Recently, I have been reading about laing as pizza topping in many Filipino blogs. Laing is a Filipino dish made with taro leaves stewed in coconut milk. I have never cooked it before and neither did my mother. She used to buy from an ambulant suki (a favorite purveyor of anything from food to house ware) who cooked her delicious laing wrapped in whole taro leaves. My mother preferred to buy rather than cook laing to help the hawker make money and because she did not want to do all the tedious work.
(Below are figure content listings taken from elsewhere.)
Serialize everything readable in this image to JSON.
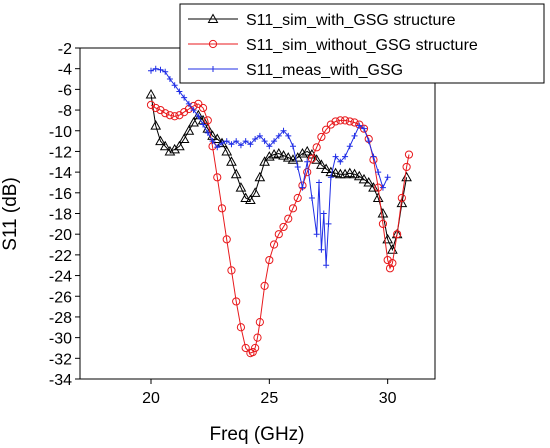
{
  "chart_data": {
    "type": "line",
    "title": "",
    "xlabel": "Freq (GHz)",
    "ylabel": "S11 (dB)",
    "xlim": [
      17,
      32
    ],
    "ylim": [
      -34,
      -2
    ],
    "xticks": [
      20,
      25,
      30
    ],
    "yticks": [
      -2,
      -4,
      -6,
      -8,
      -10,
      -12,
      -14,
      -16,
      -18,
      -20,
      -22,
      -24,
      -26,
      -28,
      -30,
      -32,
      -34
    ],
    "grid": false,
    "legend_position": "top-right",
    "series": [
      {
        "name": "S11_sim_with_GSG structure",
        "color": "#000000",
        "marker": "triangle",
        "x": [
          20.0,
          20.2,
          20.4,
          20.6,
          20.8,
          21.0,
          21.2,
          21.4,
          21.6,
          21.8,
          22.0,
          22.2,
          22.4,
          22.6,
          22.8,
          23.0,
          23.2,
          23.4,
          23.6,
          23.8,
          24.0,
          24.2,
          24.4,
          24.6,
          24.8,
          25.0,
          25.2,
          25.4,
          25.6,
          25.8,
          26.0,
          26.2,
          26.4,
          26.6,
          26.8,
          27.0,
          27.2,
          27.4,
          27.6,
          27.8,
          28.0,
          28.2,
          28.4,
          28.6,
          28.8,
          29.0,
          29.2,
          29.4,
          29.6,
          29.8,
          30.0,
          30.2,
          30.4,
          30.6,
          30.8
        ],
        "y": [
          -6.5,
          -9.5,
          -11.0,
          -11.5,
          -12.0,
          -11.8,
          -11.5,
          -10.8,
          -10.0,
          -9.2,
          -8.5,
          -9.0,
          -9.8,
          -10.5,
          -10.8,
          -11.2,
          -12.0,
          -13.0,
          -14.2,
          -15.5,
          -16.5,
          -16.7,
          -16.0,
          -14.5,
          -13.0,
          -12.5,
          -12.3,
          -12.2,
          -12.4,
          -12.6,
          -12.8,
          -12.6,
          -12.2,
          -12.0,
          -12.3,
          -12.8,
          -13.3,
          -13.7,
          -14.0,
          -14.1,
          -14.2,
          -14.2,
          -14.1,
          -14.2,
          -14.4,
          -14.7,
          -15.0,
          -15.5,
          -16.5,
          -18.0,
          -20.5,
          -21.5,
          -20.0,
          -17.0,
          -14.5
        ]
      },
      {
        "name": "S11_sim_without_GSG structure",
        "color": "#e8191c",
        "marker": "circle",
        "x": [
          20.0,
          20.2,
          20.4,
          20.6,
          20.8,
          21.0,
          21.2,
          21.4,
          21.6,
          21.8,
          22.0,
          22.2,
          22.4,
          22.6,
          22.8,
          23.0,
          23.2,
          23.4,
          23.6,
          23.8,
          24.0,
          24.2,
          24.3,
          24.4,
          24.5,
          24.6,
          24.8,
          25.0,
          25.2,
          25.4,
          25.6,
          25.8,
          26.0,
          26.2,
          26.4,
          26.6,
          26.8,
          27.0,
          27.2,
          27.4,
          27.6,
          27.8,
          28.0,
          28.2,
          28.4,
          28.6,
          28.8,
          29.0,
          29.2,
          29.4,
          29.6,
          29.8,
          30.0,
          30.1,
          30.2,
          30.4,
          30.6,
          30.8,
          30.9
        ],
        "y": [
          -7.5,
          -7.8,
          -8.0,
          -8.3,
          -8.5,
          -8.6,
          -8.5,
          -8.2,
          -7.9,
          -7.6,
          -7.4,
          -7.8,
          -9.0,
          -11.5,
          -14.5,
          -17.5,
          -20.5,
          -23.5,
          -26.5,
          -29.0,
          -31.0,
          -31.5,
          -31.4,
          -31.0,
          -30.0,
          -28.5,
          -25.0,
          -22.5,
          -21.0,
          -20.0,
          -19.3,
          -18.5,
          -17.5,
          -16.5,
          -15.3,
          -14.0,
          -12.7,
          -11.6,
          -10.6,
          -9.9,
          -9.4,
          -9.1,
          -9.0,
          -9.0,
          -9.1,
          -9.2,
          -9.4,
          -9.8,
          -10.8,
          -12.8,
          -15.5,
          -19.0,
          -22.5,
          -23.3,
          -22.8,
          -20.0,
          -16.5,
          -13.5,
          -12.3
        ]
      },
      {
        "name": "S11_meas_with_GSG",
        "color": "#1f2de6",
        "marker": "plus",
        "x": [
          20.0,
          20.2,
          20.4,
          20.6,
          20.8,
          21.0,
          21.2,
          21.4,
          21.6,
          21.8,
          22.0,
          22.2,
          22.4,
          22.6,
          22.8,
          23.0,
          23.2,
          23.4,
          23.6,
          23.8,
          24.0,
          24.2,
          24.4,
          24.6,
          24.8,
          25.0,
          25.2,
          25.4,
          25.6,
          25.8,
          26.0,
          26.2,
          26.4,
          26.6,
          26.8,
          27.0,
          27.1,
          27.2,
          27.3,
          27.4,
          27.5,
          27.6,
          27.8,
          28.0,
          28.2,
          28.4,
          28.6,
          28.8,
          29.0,
          29.2,
          29.4,
          29.6,
          29.8,
          30.0
        ],
        "y": [
          -4.2,
          -4.0,
          -4.1,
          -4.3,
          -5.0,
          -5.6,
          -6.2,
          -6.8,
          -7.4,
          -8.0,
          -8.6,
          -9.4,
          -10.2,
          -11.0,
          -11.6,
          -11.2,
          -11.0,
          -11.3,
          -11.0,
          -11.4,
          -11.0,
          -11.3,
          -10.8,
          -10.5,
          -11.0,
          -11.5,
          -11.0,
          -10.5,
          -10.0,
          -10.5,
          -11.5,
          -13.5,
          -15.5,
          -13.0,
          -16.5,
          -20.0,
          -15.0,
          -21.5,
          -18.0,
          -23.0,
          -19.0,
          -14.5,
          -12.5,
          -13.0,
          -12.5,
          -11.5,
          -10.5,
          -9.5,
          -9.8,
          -11.0,
          -12.5,
          -14.0,
          -15.5,
          -14.5
        ]
      }
    ]
  }
}
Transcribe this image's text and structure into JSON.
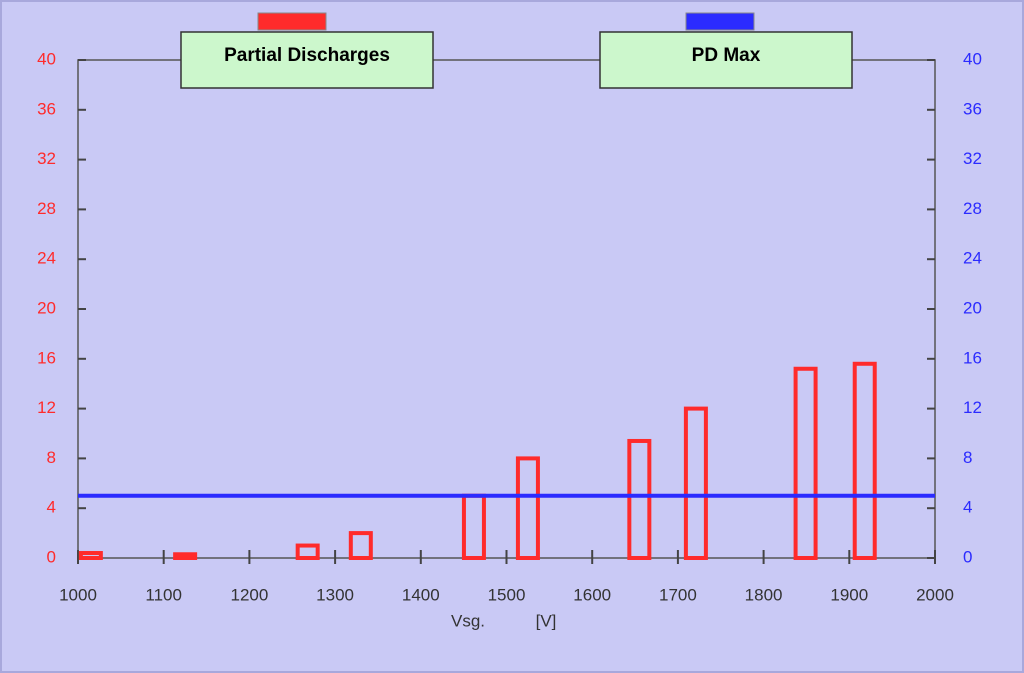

Occasionally, I would buy the canned laing but on my recent trip to the Filipino grocer I saw a package of dried taro leaves which has a recipe card attached to it, the laing served on a young coconut shell. What a great idea! I don't have a young coconut and put the laing in an empty mature coconut shell. It surely would have been better if you get bits of young coconut with every bite of the laing. I tweaked the recipe a bit by reducing the amount of dried leaves by half and came up with a tasty laing, not as delicious as those of my mother's suki but hey, it's good enough for me.:D

Laing
1 tablespoon olive oil
1 medium onion, chopped
1 tablespoon minced garlic
1 tablespoon minced fresh ginger
¼ cup minced prawns
¼ cup minced pork
2 tablespoons fish extract (patis)
1 14-oz can coconut milk
2 ounces dry taro leaves
¼ cup water, if needed
2 bird's eye chili, sliced
salt, to taste, if needed
  1. In a wok or large skillet, heat the oil and saute garlic, onion, and ginger for 3 minutes. Add the prawns and pork, stir fry for 2 minutes. Add the fish extract and stir fry for 1 minute.
  2. Pour the coconut milk, mix very well then mix in the leaves.
  3. Cover and simmer over low heat for 20 minutes, checking if it needs water.
  4. Add sliced chili, taste and adjust seasoning, and dish up. Serve with steamed rice or as a side dish.